NAND endurance is something that always raises questions among those considering a move to solid state storage. Even though we have showed
more than once that the endurance of today's MLC NAND based SSDs is more than enough for even enterprise workloads, the misconception of SSDs having a short lifespan still lives. Back in the day when we had 3Xnm MLC NAND with 5,000 P/E cycles, people were worried about wearing our their SSDs, although there was absolutely nothing to worry about. The move to ~20nm MLC NAND has reduced the available P/E cycles to 3,000, but that's still plenty.

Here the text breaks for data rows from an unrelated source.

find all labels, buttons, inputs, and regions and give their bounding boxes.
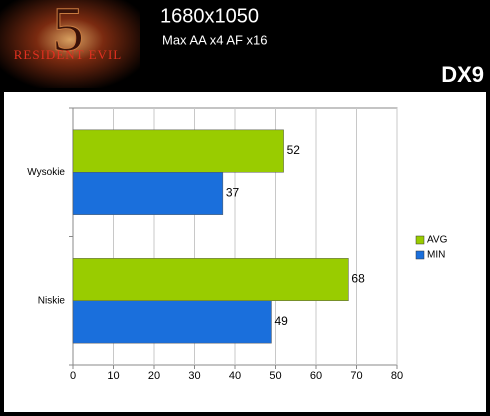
x-tick-label: 0 (70, 370, 76, 382)
data-label: 37 (226, 186, 240, 200)
bar (72, 300, 272, 344)
legend-swatch (415, 235, 425, 245)
x-tick-label: 70 (350, 370, 362, 382)
bar (72, 172, 224, 215)
legend-label: MIN (427, 250, 445, 261)
x-tick-label: 10 (107, 370, 119, 382)
data-label: 68 (351, 272, 365, 286)
data-label: 52 (287, 143, 301, 157)
y-tick-label: Wysokie (27, 167, 65, 178)
x-tick-label: 50 (269, 370, 281, 382)
x-tick-label: 20 (148, 370, 160, 382)
x-tick-label: 40 (229, 370, 241, 382)
chart-subtitle: Max AA x4 AF x16 (162, 32, 268, 47)
chart-title: 1680x1050 (160, 5, 259, 27)
x-tick-label: 60 (310, 370, 322, 382)
badge: DX9 (441, 62, 484, 87)
legend-swatch (415, 250, 425, 260)
logo-numeral: 5 (52, 0, 84, 65)
legend-label: AVG (427, 235, 448, 246)
logo-art (0, 0, 140, 88)
x-tick-label: 80 (391, 370, 403, 382)
y-tick-label: Niskie (38, 295, 66, 306)
logo-text: RESIDENT EVIL (14, 47, 122, 62)
x-tick-label: 30 (188, 370, 200, 382)
bar (72, 258, 349, 301)
bar (72, 129, 284, 173)
data-label: 49 (274, 314, 288, 328)
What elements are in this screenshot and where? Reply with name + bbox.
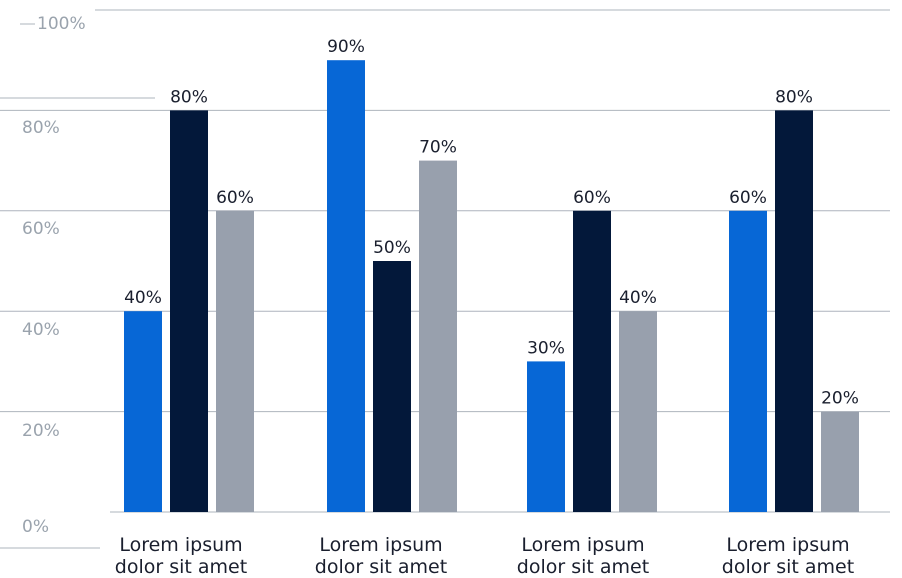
- bar-group-4-series-1: [729, 210, 767, 513]
- value-label-group-1-series-2: 80%: [170, 87, 208, 107]
- bar-group-3-series-1: [527, 361, 565, 512]
- y-tick-label-0: 0%: [22, 517, 49, 537]
- category-label-4-line2: dolor sit amet: [722, 556, 854, 578]
- y-tick-label-40: 40%: [22, 320, 60, 340]
- category-label-3: Lorem ipsum: [521, 534, 644, 556]
- value-label-group-1-series-3: 60%: [216, 188, 254, 208]
- bar-group-2-series-3: [419, 160, 457, 512]
- value-label-group-2-series-3: 70%: [419, 138, 457, 158]
- bar-group-1-series-2: [170, 110, 208, 513]
- bars: [124, 60, 859, 513]
- y-tick-label-60: 60%: [22, 219, 60, 239]
- value-label-group-3-series-3: 40%: [619, 288, 657, 308]
- category-label-2: Lorem ipsum: [319, 534, 442, 556]
- bar-group-1-series-1: [124, 311, 162, 512]
- category-label-4: Lorem ipsum: [726, 534, 849, 556]
- value-labels: 40% 90% 30% 60% 80% 50% 60% 80% 60% 70% 40% 20%: [124, 37, 859, 408]
- bar-group-4-series-3: [821, 411, 859, 512]
- category-label-1-line2: dolor sit amet: [115, 556, 247, 578]
- bar-group-3-series-3: [619, 311, 657, 512]
- bar-group-1-series-3: [216, 210, 254, 513]
- value-label-group-2-series-2: 50%: [373, 238, 411, 258]
- y-tick-label-100: 100%: [37, 14, 86, 34]
- category-labels: Lorem ipsum dolor sit amet Lorem ipsum d…: [115, 534, 854, 578]
- y-tick-label-20: 20%: [22, 421, 60, 441]
- value-label-group-1-series-1: 40%: [124, 288, 162, 308]
- category-label-1: Lorem ipsum: [119, 534, 242, 556]
- value-label-group-3-series-1: 30%: [527, 338, 565, 358]
- category-label-3-line2: dolor sit amet: [517, 556, 649, 578]
- bar-group-3-series-2: [573, 210, 611, 513]
- bar-group-2-series-1: [327, 60, 365, 512]
- value-label-group-4-series-1: 60%: [729, 188, 767, 208]
- value-label-group-3-series-2: 60%: [573, 188, 611, 208]
- category-label-2-line2: dolor sit amet: [315, 556, 447, 578]
- y-axis-tick-labels: 0% 20% 40% 60% 80% 100%: [22, 14, 86, 537]
- value-label-group-2-series-1: 90%: [327, 37, 365, 57]
- bar-group-4-series-2: [775, 110, 813, 513]
- y-tick-label-80: 80%: [22, 118, 60, 138]
- bar-group-2-series-2: [373, 261, 411, 512]
- value-label-group-4-series-2: 80%: [775, 87, 813, 107]
- value-label-group-4-series-3: 20%: [821, 389, 859, 409]
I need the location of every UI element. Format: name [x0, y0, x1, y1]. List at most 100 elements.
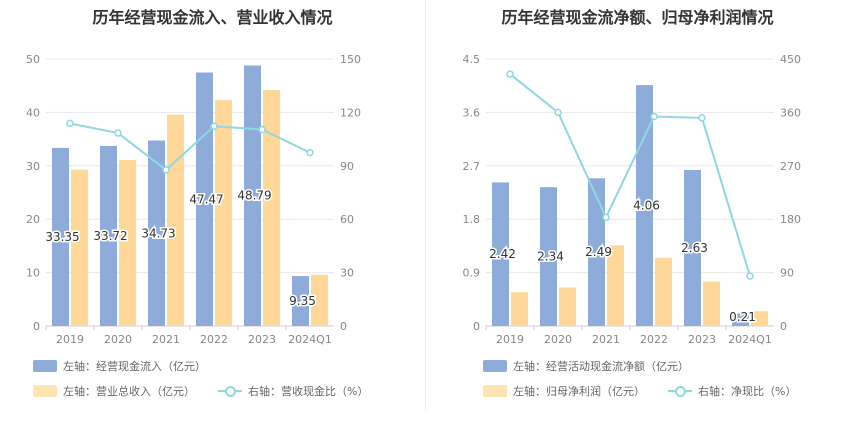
x-tick-label: 2019 — [56, 333, 84, 346]
x-tick-label: 2021 — [592, 333, 620, 346]
x-tick-label: 2022 — [640, 333, 668, 346]
right-tick-label: 0 — [340, 320, 347, 333]
left-tick-label: 40 — [26, 106, 40, 119]
chart-panel-net-cash: 历年经营现金流净额、归母净利润情况 0 0 0.9 90 1.8 180 2.7 270 3.6… — [425, 0, 850, 437]
x-tick-label: 2021 — [152, 333, 180, 346]
cash-inflow-chart: 0 0 10 30 20 60 30 90 40 120 50 150 2019 2020 2021 2022… — [26, 53, 361, 346]
left-tick-label: 0.9 — [463, 267, 481, 280]
legend-swatch-net-cash — [483, 360, 507, 372]
legend-item-net-cash[interactable]: 左轴：经营活动现金流净额（亿元） — [483, 358, 689, 374]
left-tick-label: 4.5 — [463, 53, 481, 66]
bar-secondary — [215, 100, 232, 326]
data-label: 0.21 — [729, 310, 756, 324]
bar-secondary — [703, 281, 720, 326]
right-tick-label: 120 — [340, 106, 361, 119]
ratio-point — [114, 129, 122, 137]
bar-primary — [540, 187, 557, 326]
bar-secondary — [71, 169, 88, 326]
right-tick-label: 270 — [780, 160, 801, 173]
x-tick-label: 2023 — [688, 333, 716, 346]
ratio-point — [306, 148, 314, 157]
legend-item-revenue[interactable]: 左轴：营业总收入（亿元） — [33, 383, 195, 399]
legend-swatch-net-cash-ratio — [668, 385, 692, 397]
bar-secondary — [511, 292, 528, 326]
data-label: 34.73 — [141, 226, 175, 240]
bar-primary — [292, 276, 309, 326]
chart-title: 历年经营现金流入、营业收入情况 — [92, 8, 333, 27]
net-cash-chart: 0 0 0.9 90 1.8 180 2.7 270 3.6 360 4.5 450 2019 2020 2… — [463, 53, 802, 346]
ratio-point — [66, 119, 74, 128]
bar-secondary — [311, 274, 328, 326]
bar-primary — [588, 178, 605, 326]
data-label: 2.42 — [489, 247, 516, 261]
right-tick-label: 180 — [780, 213, 801, 226]
legend-item-net-profit[interactable]: 左轴：归母净利润（亿元） — [483, 383, 645, 399]
chart-title: 历年经营现金流净额、归母净利润情况 — [501, 8, 774, 27]
bar-primary — [244, 65, 261, 327]
legend-label-net-cash-ratio: 右轴：净现比（%） — [698, 385, 797, 398]
data-label: 9.35 — [289, 294, 316, 308]
left-tick-label: 30 — [26, 160, 40, 173]
right-tick-label: 450 — [780, 53, 801, 66]
ratio-line — [69, 122, 311, 172]
data-label: 4.06 — [633, 199, 660, 213]
bar-secondary — [655, 257, 672, 326]
data-label: 33.35 — [45, 230, 79, 244]
right-tick-label: 0 — [780, 320, 787, 333]
right-tick-label: 90 — [780, 267, 794, 280]
x-tick-label: 2019 — [496, 333, 524, 346]
data-label: 2.34 — [537, 250, 564, 264]
legend-swatch-revenue — [33, 385, 57, 397]
left-tick-label: 0 — [33, 320, 40, 333]
left-tick-label: 20 — [26, 213, 40, 226]
legend-label-net-cash: 左轴：经营活动现金流净额（亿元） — [513, 360, 689, 373]
ratio-point — [746, 272, 754, 280]
bar-primary — [100, 145, 117, 326]
bar-primary — [148, 140, 165, 326]
right-tick-label: 150 — [340, 53, 361, 66]
bar-secondary — [167, 114, 184, 326]
x-tick-label: 2024Q1 — [728, 333, 772, 346]
bar-secondary — [119, 159, 136, 326]
left-tick-label: 10 — [26, 267, 40, 280]
panel-divider — [425, 0, 426, 410]
bar-primary — [196, 72, 213, 327]
x-tick-label: 2020 — [544, 333, 572, 346]
x-tick-label: 2024Q1 — [288, 333, 332, 346]
bar-secondary — [751, 311, 768, 326]
legend-swatch-net-profit — [483, 385, 507, 397]
bar-secondary — [607, 245, 624, 326]
left-tick-label: 1.8 — [463, 213, 481, 226]
data-label: 47.47 — [189, 192, 223, 206]
ratio-point — [698, 114, 706, 122]
chart-panel-cash-inflow: 历年经营现金流入、营业收入情况 0 0 10 30 20 60 30 90 40 120 50 150… — [26, 8, 368, 399]
ratio-point — [650, 112, 658, 121]
legend-label-revenue: 左轴：营业总收入（亿元） — [63, 385, 195, 398]
legend-item-revenue-cash-ratio[interactable]: 右轴：营收现金比（%） — [218, 383, 368, 399]
legend-label-revenue-cash-ratio: 右轴：营收现金比（%） — [248, 385, 369, 398]
legend-swatch-revenue-cash-ratio — [218, 385, 242, 397]
data-label: 48.79 — [237, 189, 271, 203]
bar-primary — [684, 169, 701, 326]
ratio-point — [258, 125, 266, 134]
left-tick-label: 2.7 — [463, 160, 481, 173]
ratio-point — [210, 122, 218, 131]
ratio-point — [162, 166, 170, 174]
left-tick-label: 3.6 — [463, 106, 481, 119]
ratio-point — [602, 213, 610, 222]
data-label: 33.72 — [93, 229, 127, 243]
right-tick-label: 90 — [340, 160, 354, 173]
legend-item-net-cash-ratio[interactable]: 右轴：净现比（%） — [668, 383, 796, 399]
legend-label-net-profit: 左轴：归母净利润（亿元） — [513, 385, 645, 398]
ratio-point — [506, 70, 514, 78]
bar-primary — [492, 182, 509, 326]
legend-label-cash-inflow: 左轴：经营现金流入（亿元） — [63, 360, 206, 373]
x-tick-label: 2022 — [200, 333, 228, 346]
x-tick-label: 2023 — [248, 333, 276, 346]
right-tick-label: 60 — [340, 213, 354, 226]
bar-secondary — [559, 287, 576, 326]
ratio-point — [554, 108, 562, 117]
x-tick-label: 2020 — [104, 333, 132, 346]
legend-item-cash-inflow[interactable]: 左轴：经营现金流入（亿元） — [33, 358, 206, 374]
left-tick-label: 0 — [473, 320, 480, 333]
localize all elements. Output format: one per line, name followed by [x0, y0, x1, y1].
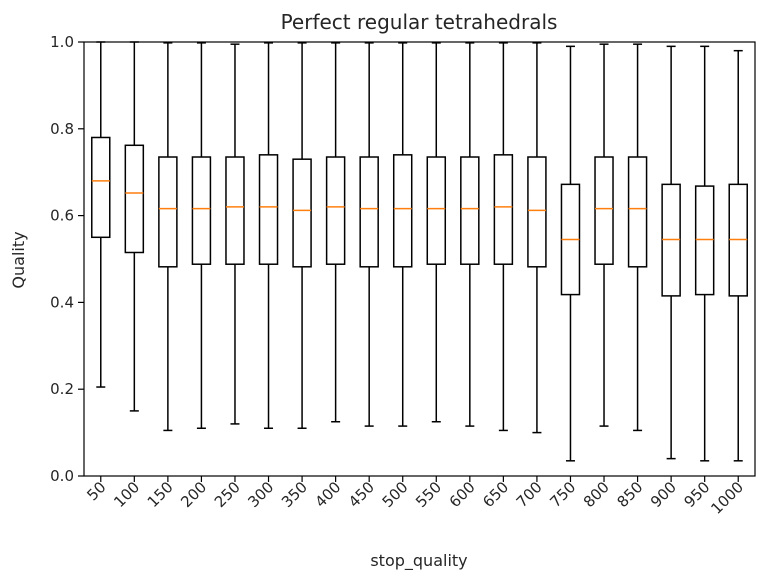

We have tested MLC NAND endurance before but with the release of
Samsung SSD 840, we had something new to test: TLC NAND. We have explained the architectural differences between SLC, MLC and TLC NAND
several times by now, but I'll do a brief recap here (I strongly recommend reading the
detailed explanation if you want to truly understand how TLC NAND works):
SLC MLC TLC
Bits per Cell 1 2 3
P/E Cycles (2Xnm) 100,000 3,000 1,000
Read Time 25us 50us ~75us
Program Time 200-300us 600-900us ~900-1350us
Erase Time 1.5-2ms 3ms ~4.5ms
The main difference is that MLC stores two bits per cell, whereas TLC stores three. This results in eight voltage states instead of four (also means that one TLC cell has eight possible data values). Voltages used to program the cell are usually between 15V and 18V, so there isn't exactly a lot room to play with when you need to fit twice as many voltage states within the same space. The problem is that when the cell gets cycled (i.e. programmed and erased), the room taken by one voltage state increases due to electron trapping and current leakage. TLC can't tolerate as much change in the voltage states as MLC can because there is less voltage headroom and you can't end up in a situation where two voltage states become one (the cell wouldn't give valid values because it doesn't know if it's programmed as "110" or "111" for example). Hence the endurance of TLC NAND is lower; it simply cannot be programmed and erased as many times as MLC NAND and thus you can't write as much to a TLC NAND based SSD.